Reminding visitors of the political contex
Askavusa, which means barefoot in Sicilian, was born in 2009 as a grassroots association and grew into having a significant impact within certain political dynamics on the island. Over the years, it received several offers by authorities and private foundations to make the museum bigger, and to make it official. But they decided to keep independent, says Sferlazzo.
“For us memory is not just keeping alive what happened, but also trying to understand why it happened, who earned from it, who was killed in the process, who was exploited,” he says, explaining that they wanted to be free to highlight the political component of migration, no strings attached.
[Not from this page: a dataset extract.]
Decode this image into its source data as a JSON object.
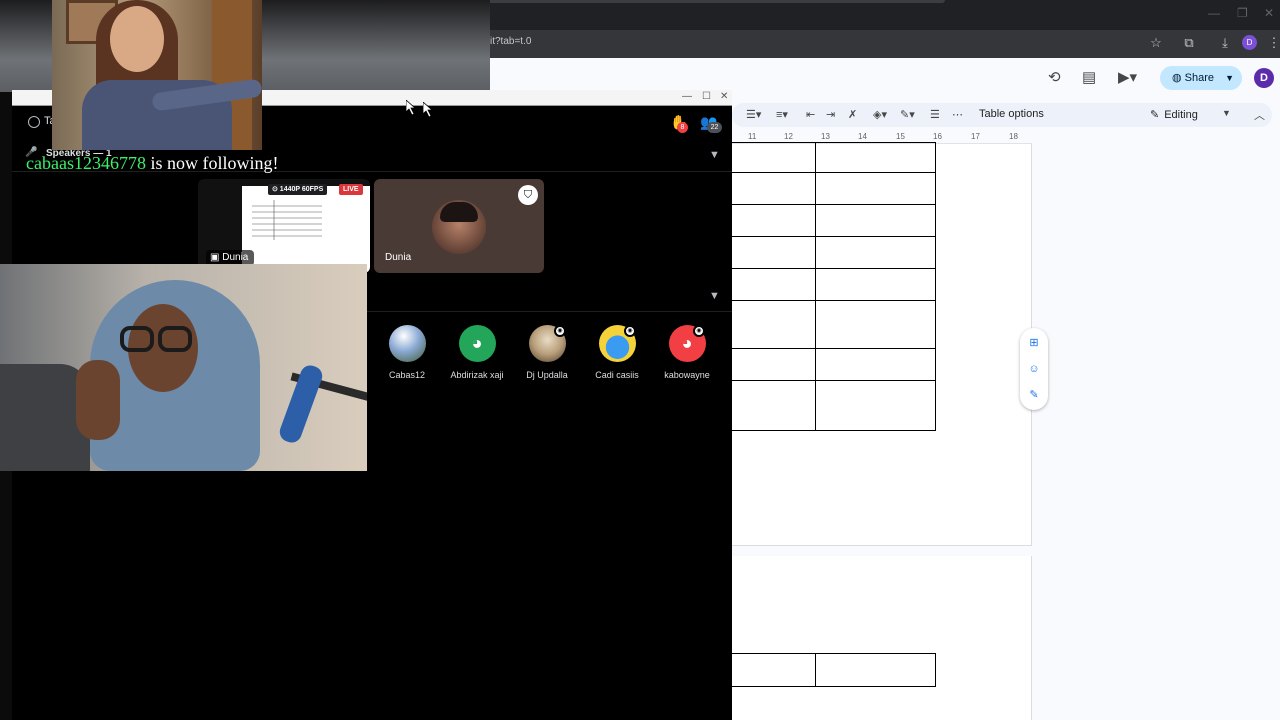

The migration exhibition highlights the political reasons that push people to take the illegal route to reach Italy. A sign explains the migration policies implemented by Italy and the wider European Union to keep people out of their borders.“People should be able to pay for a plane ticket and go wherever they want, or stay at home if they want,” says Sferlazzo. “But we have a militarized border. People who arrive are closed up in migration centers and sent back home or end up working like slaves."
By reminding visitors of this political context, Sferlazzo believes they can fight off easy sentimentalism, and turn art into something more useful.
“Nowadays there is a need to reflect, and that is why I think that art exhibitions should be places to reason, to reflect, to look at data,” he says.